As we were searching through the sea of information on the Internet, we realized that there isn’t one post that fully explained the pros and cons of an induction hob and a gas hob, in a simple and succinct way.
So here’s our attempt to help home owners out there in making their choice.
Here’s an example of an induction hob:
Source: Kitchen design ideas
An induction hob heats up cookware via magnetic induction.
Pros of an induction cooker in your home:
- Rapid increase in temperature can be achieved
- Efficient cooking time could lead to saving on your electrical bills
- You don’t “waste” heat using induction, versus a gas hob that loses part of the fire’s heat (the space between the ignition and the cookware)
- Safe for children and pets, even if they touch the stove during cooking (there are some with child safety functions)
- Looks sleek and minimalistic
- Easier to clean
- When you’re not using your stove, you can actually use that space to put books or small cutlery
- Very precise temperature control (again, subjective because some chefs swear by gas)
- Cooler kitchen and stovetop
Cons of an induction cooker in your home:
- Usually more expensive to purchase
- Not all cookware are compatible with induction cooking (say goodbye to cooking with your Happycall and Le Crueset)
- If there’s an electrical outage, you can’t cook (although we won’t recommend you cooking at all, should this occur)
- People online have said that induction cooking will cause electrical bills to spike, but my colleague’s mother who had a kitchen accident (so she switched from gas to induction) said that the electrical bills for her maintained around the same.
Here’s an example of a gas hob:
Source: 365 electrical
A gas hob uses thermal conduction from a frame to heat up the cookware.
Pros of a gas cooker in your home:
- Usually less expensive to purchase
- Compatible with almost all cookware
- People are used to it (seeing fire) and there are chefs online that swear by gas only
- Gas hobs are better for making sauces, roasting and frying with the wok (in Cantonese, it’s For-Hei)

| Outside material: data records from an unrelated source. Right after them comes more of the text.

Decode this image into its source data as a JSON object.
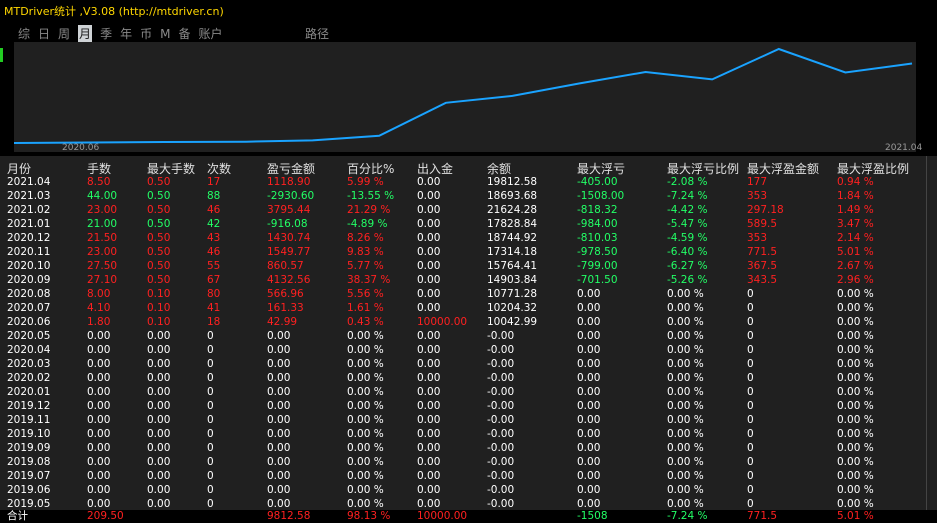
{
  "app": {
    "title": "MTDriver统计 ,V3.08 (http://mtdriver.cn)"
  },
  "tabs": [
    {
      "label": "综",
      "active": false
    },
    {
      "label": "日",
      "active": false
    },
    {
      "label": "周",
      "active": false
    },
    {
      "label": "月",
      "active": true
    },
    {
      "label": "季",
      "active": false
    },
    {
      "label": "年",
      "active": false
    },
    {
      "label": "币",
      "active": false
    },
    {
      "label": "M",
      "active": false
    },
    {
      "label": "备",
      "active": false
    },
    {
      "label": "账户",
      "active": false
    }
  ],
  "path_tab": "路径",
  "chart_data": {
    "type": "line",
    "x": [
      "2020.06",
      "2020.07",
      "2020.08",
      "2020.09",
      "2020.10",
      "2020.11",
      "2020.12",
      "2021.01",
      "2021.02",
      "2021.03",
      "2021.04"
    ],
    "values": [
      10042.99,
      10204.32,
      10771.28,
      14903.84,
      15764.41,
      17314.18,
      18744.92,
      17828.84,
      21624.28,
      18693.68,
      19812.58
    ],
    "x_tick_labels": [
      "2020.06",
      "2021.04"
    ],
    "color": "#1aa3ff"
  },
  "columns": [
    "月份",
    "手数",
    "最大手数",
    "次数",
    "盈亏金额",
    "百分比%",
    "出入金",
    "余额",
    "最大浮亏",
    "最大浮亏比例",
    "最大浮盈金额",
    "最大浮盈比例"
  ],
  "rows": [
    {
      "c": [
        "2021.04",
        "8.50",
        "0.50",
        "17",
        "1118.90",
        "5.99 %",
        "0.00",
        "19812.58",
        "-405.00",
        "-2.08 %",
        "177",
        "0.94 %"
      ],
      "k": [
        "w",
        "r",
        "r",
        "r",
        "r",
        "r",
        "w",
        "w",
        "g",
        "g",
        "r",
        "r"
      ]
    },
    {
      "c": [
        "2021.03",
        "44.00",
        "0.50",
        "88",
        "-2930.60",
        "-13.55 %",
        "0.00",
        "18693.68",
        "-1508.00",
        "-7.24 %",
        "353",
        "1.84 %"
      ],
      "k": [
        "w",
        "g",
        "g",
        "g",
        "g",
        "g",
        "w",
        "w",
        "g",
        "g",
        "r",
        "r"
      ]
    },
    {
      "c": [
        "2021.02",
        "23.00",
        "0.50",
        "46",
        "3795.44",
        "21.29 %",
        "0.00",
        "21624.28",
        "-818.32",
        "-4.42 %",
        "297.18",
        "1.49 %"
      ],
      "k": [
        "w",
        "r",
        "r",
        "r",
        "r",
        "r",
        "w",
        "w",
        "g",
        "g",
        "r",
        "r"
      ]
    },
    {
      "c": [
        "2021.01",
        "21.00",
        "0.50",
        "42",
        "-916.08",
        "-4.89 %",
        "0.00",
        "17828.84",
        "-984.00",
        "-5.47 %",
        "589.5",
        "3.47 %"
      ],
      "k": [
        "w",
        "g",
        "g",
        "g",
        "g",
        "g",
        "w",
        "w",
        "g",
        "g",
        "r",
        "r"
      ]
    },
    {
      "c": [
        "2020.12",
        "21.50",
        "0.50",
        "43",
        "1430.74",
        "8.26 %",
        "0.00",
        "18744.92",
        "-810.03",
        "-4.59 %",
        "353",
        "2.14 %"
      ],
      "k": [
        "w",
        "r",
        "r",
        "r",
        "r",
        "r",
        "w",
        "w",
        "g",
        "g",
        "r",
        "r"
      ]
    },
    {
      "c": [
        "2020.11",
        "23.00",
        "0.50",
        "46",
        "1549.77",
        "9.83 %",
        "0.00",
        "17314.18",
        "-978.50",
        "-6.40 %",
        "771.5",
        "5.01 %"
      ],
      "k": [
        "w",
        "r",
        "r",
        "r",
        "r",
        "r",
        "w",
        "w",
        "g",
        "g",
        "r",
        "r"
      ]
    },
    {
      "c": [
        "2020.10",
        "27.50",
        "0.50",
        "55",
        "860.57",
        "5.77 %",
        "0.00",
        "15764.41",
        "-799.00",
        "-6.27 %",
        "367.5",
        "2.67 %"
      ],
      "k": [
        "w",
        "r",
        "r",
        "r",
        "r",
        "r",
        "w",
        "w",
        "g",
        "g",
        "r",
        "r"
      ]
    },
    {
      "c": [
        "2020.09",
        "27.10",
        "0.50",
        "67",
        "4132.56",
        "38.37 %",
        "0.00",
        "14903.84",
        "-701.50",
        "-5.26 %",
        "343.5",
        "2.96 %"
      ],
      "k": [
        "w",
        "r",
        "r",
        "r",
        "r",
        "r",
        "w",
        "w",
        "g",
        "g",
        "r",
        "r"
      ]
    },
    {
      "c": [
        "2020.08",
        "8.00",
        "0.10",
        "80",
        "566.96",
        "5.56 %",
        "0.00",
        "10771.28",
        "0.00",
        "0.00 %",
        "0",
        "0.00 %"
      ],
      "k": [
        "w",
        "r",
        "r",
        "r",
        "r",
        "r",
        "w",
        "w",
        "w",
        "w",
        "w",
        "w"
      ]
    },
    {
      "c": [
        "2020.07",
        "4.10",
        "0.10",
        "41",
        "161.33",
        "1.61 %",
        "0.00",
        "10204.32",
        "0.00",
        "0.00 %",
        "0",
        "0.00 %"
      ],
      "k": [
        "w",
        "r",
        "r",
        "r",
        "r",
        "r",
        "w",
        "w",
        "w",
        "w",
        "w",
        "w"
      ]
    },
    {
      "c": [
        "2020.06",
        "1.80",
        "0.10",
        "18",
        "42.99",
        "0.43 %",
        "10000.00",
        "10042.99",
        "0.00",
        "0.00 %",
        "0",
        "0.00 %"
      ],
      "k": [
        "w",
        "r",
        "r",
        "r",
        "r",
        "r",
        "r",
        "w",
        "w",
        "w",
        "w",
        "w"
      ]
    },
    {
      "c": [
        "2020.05",
        "0.00",
        "0.00",
        "0",
        "0.00",
        "0.00 %",
        "0.00",
        "-0.00",
        "0.00",
        "0.00 %",
        "0",
        "0.00 %"
      ],
      "k": [
        "w",
        "w",
        "w",
        "w",
        "w",
        "w",
        "w",
        "w",
        "w",
        "w",
        "w",
        "w"
      ]
    },
    {
      "c": [
        "2020.04",
        "0.00",
        "0.00",
        "0",
        "0.00",
        "0.00 %",
        "0.00",
        "-0.00",
        "0.00",
        "0.00 %",
        "0",
        "0.00 %"
      ],
      "k": [
        "w",
        "w",
        "w",
        "w",
        "w",
        "w",
        "w",
        "w",
        "w",
        "w",
        "w",
        "w"
      ]
    },
    {
      "c": [
        "2020.03",
        "0.00",
        "0.00",
        "0",
        "0.00",
        "0.00 %",
        "0.00",
        "-0.00",
        "0.00",
        "0.00 %",
        "0",
        "0.00 %"
      ],
      "k": [
        "w",
        "w",
        "w",
        "w",
        "w",
        "w",
        "w",
        "w",
        "w",
        "w",
        "w",
        "w"
      ]
    },
    {
      "c": [
        "2020.02",
        "0.00",
        "0.00",
        "0",
        "0.00",
        "0.00 %",
        "0.00",
        "-0.00",
        "0.00",
        "0.00 %",
        "0",
        "0.00 %"
      ],
      "k": [
        "w",
        "w",
        "w",
        "w",
        "w",
        "w",
        "w",
        "w",
        "w",
        "w",
        "w",
        "w"
      ]
    },
    {
      "c": [
        "2020.01",
        "0.00",
        "0.00",
        "0",
        "0.00",
        "0.00 %",
        "0.00",
        "-0.00",
        "0.00",
        "0.00 %",
        "0",
        "0.00 %"
      ],
      "k": [
        "w",
        "w",
        "w",
        "w",
        "w",
        "w",
        "w",
        "w",
        "w",
        "w",
        "w",
        "w"
      ]
    },
    {
      "c": [
        "2019.12",
        "0.00",
        "0.00",
        "0",
        "0.00",
        "0.00 %",
        "0.00",
        "-0.00",
        "0.00",
        "0.00 %",
        "0",
        "0.00 %"
      ],
      "k": [
        "w",
        "w",
        "w",
        "w",
        "w",
        "w",
        "w",
        "w",
        "w",
        "w",
        "w",
        "w"
      ]
    },
    {
      "c": [
        "2019.11",
        "0.00",
        "0.00",
        "0",
        "0.00",
        "0.00 %",
        "0.00",
        "-0.00",
        "0.00",
        "0.00 %",
        "0",
        "0.00 %"
      ],
      "k": [
        "w",
        "w",
        "w",
        "w",
        "w",
        "w",
        "w",
        "w",
        "w",
        "w",
        "w",
        "w"
      ]
    },
    {
      "c": [
        "2019.10",
        "0.00",
        "0.00",
        "0",
        "0.00",
        "0.00 %",
        "0.00",
        "-0.00",
        "0.00",
        "0.00 %",
        "0",
        "0.00 %"
      ],
      "k": [
        "w",
        "w",
        "w",
        "w",
        "w",
        "w",
        "w",
        "w",
        "w",
        "w",
        "w",
        "w"
      ]
    },
    {
      "c": [
        "2019.09",
        "0.00",
        "0.00",
        "0",
        "0.00",
        "0.00 %",
        "0.00",
        "-0.00",
        "0.00",
        "0.00 %",
        "0",
        "0.00 %"
      ],
      "k": [
        "w",
        "w",
        "w",
        "w",
        "w",
        "w",
        "w",
        "w",
        "w",
        "w",
        "w",
        "w"
      ]
    },
    {
      "c": [
        "2019.08",
        "0.00",
        "0.00",
        "0",
        "0.00",
        "0.00 %",
        "0.00",
        "-0.00",
        "0.00",
        "0.00 %",
        "0",
        "0.00 %"
      ],
      "k": [
        "w",
        "w",
        "w",
        "w",
        "w",
        "w",
        "w",
        "w",
        "w",
        "w",
        "w",
        "w"
      ]
    },
    {
      "c": [
        "2019.07",
        "0.00",
        "0.00",
        "0",
        "0.00",
        "0.00 %",
        "0.00",
        "-0.00",
        "0.00",
        "0.00 %",
        "0",
        "0.00 %"
      ],
      "k": [
        "w",
        "w",
        "w",
        "w",
        "w",
        "w",
        "w",
        "w",
        "w",
        "w",
        "w",
        "w"
      ]
    },
    {
      "c": [
        "2019.06",
        "0.00",
        "0.00",
        "0",
        "0.00",
        "0.00 %",
        "0.00",
        "-0.00",
        "0.00",
        "0.00 %",
        "0",
        "0.00 %"
      ],
      "k": [
        "w",
        "w",
        "w",
        "w",
        "w",
        "w",
        "w",
        "w",
        "w",
        "w",
        "w",
        "w"
      ]
    },
    {
      "c": [
        "2019.05",
        "0.00",
        "0.00",
        "0",
        "0.00",
        "0.00 %",
        "0.00",
        "-0.00",
        "0.00",
        "0.00 %",
        "0",
        "0.00 %"
      ],
      "k": [
        "w",
        "w",
        "w",
        "w",
        "w",
        "w",
        "w",
        "w",
        "w",
        "w",
        "w",
        "w"
      ]
    }
  ],
  "total": {
    "c": [
      "合计",
      "209.50",
      "",
      "",
      "9812.58",
      "98.13 %",
      "10000.00",
      "",
      "-1508",
      "-7.24 %",
      "771.5",
      "5.01 %"
    ],
    "k": [
      "w",
      "r",
      "w",
      "w",
      "r",
      "r",
      "r",
      "w",
      "g",
      "g",
      "r",
      "r"
    ]
  },
  "colors": {
    "red": "#ff2020",
    "green": "#22ff66",
    "white": "#ffffff",
    "line": "#1aa3ff"
  }
}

- It’s better for round-based cookware like the wok
- (Unproven from what I know) It is cheaper to cook with gas
Cons of a gas cooker in your home:
- It takes a while before the cookware heats up, causing the gas consumption to be higher in general
- You may take longer to cook
- Anything around it that catches the fire, will get burnt (your hair, paper towels, books, curious pets and curious children, unfortunately)
- A more complicated process in cleaning and food may harden or get stuck to the stove
- Dangerous, should there be a gas leak
Consider all the above points and think about YOUR lifestyle, YOUR preference and YOUR comfort level, instead of listening to too much advice from well-meaning friends or over-enthusiastic older folks who insist that their way is better than yours, simply because they are older.
No matter what, have fun discussing the pros and cons with your significant other or house mate. Also, take your time to mull over it and watch the numerous YouTube videos that are available.
If you’re keen to know which option we have picked for ourselves…
Minimalists + don’t want to spend a lot of time cleaning + future cat owners + future parents + kinda klutzy wife in the kitchen = induction hob.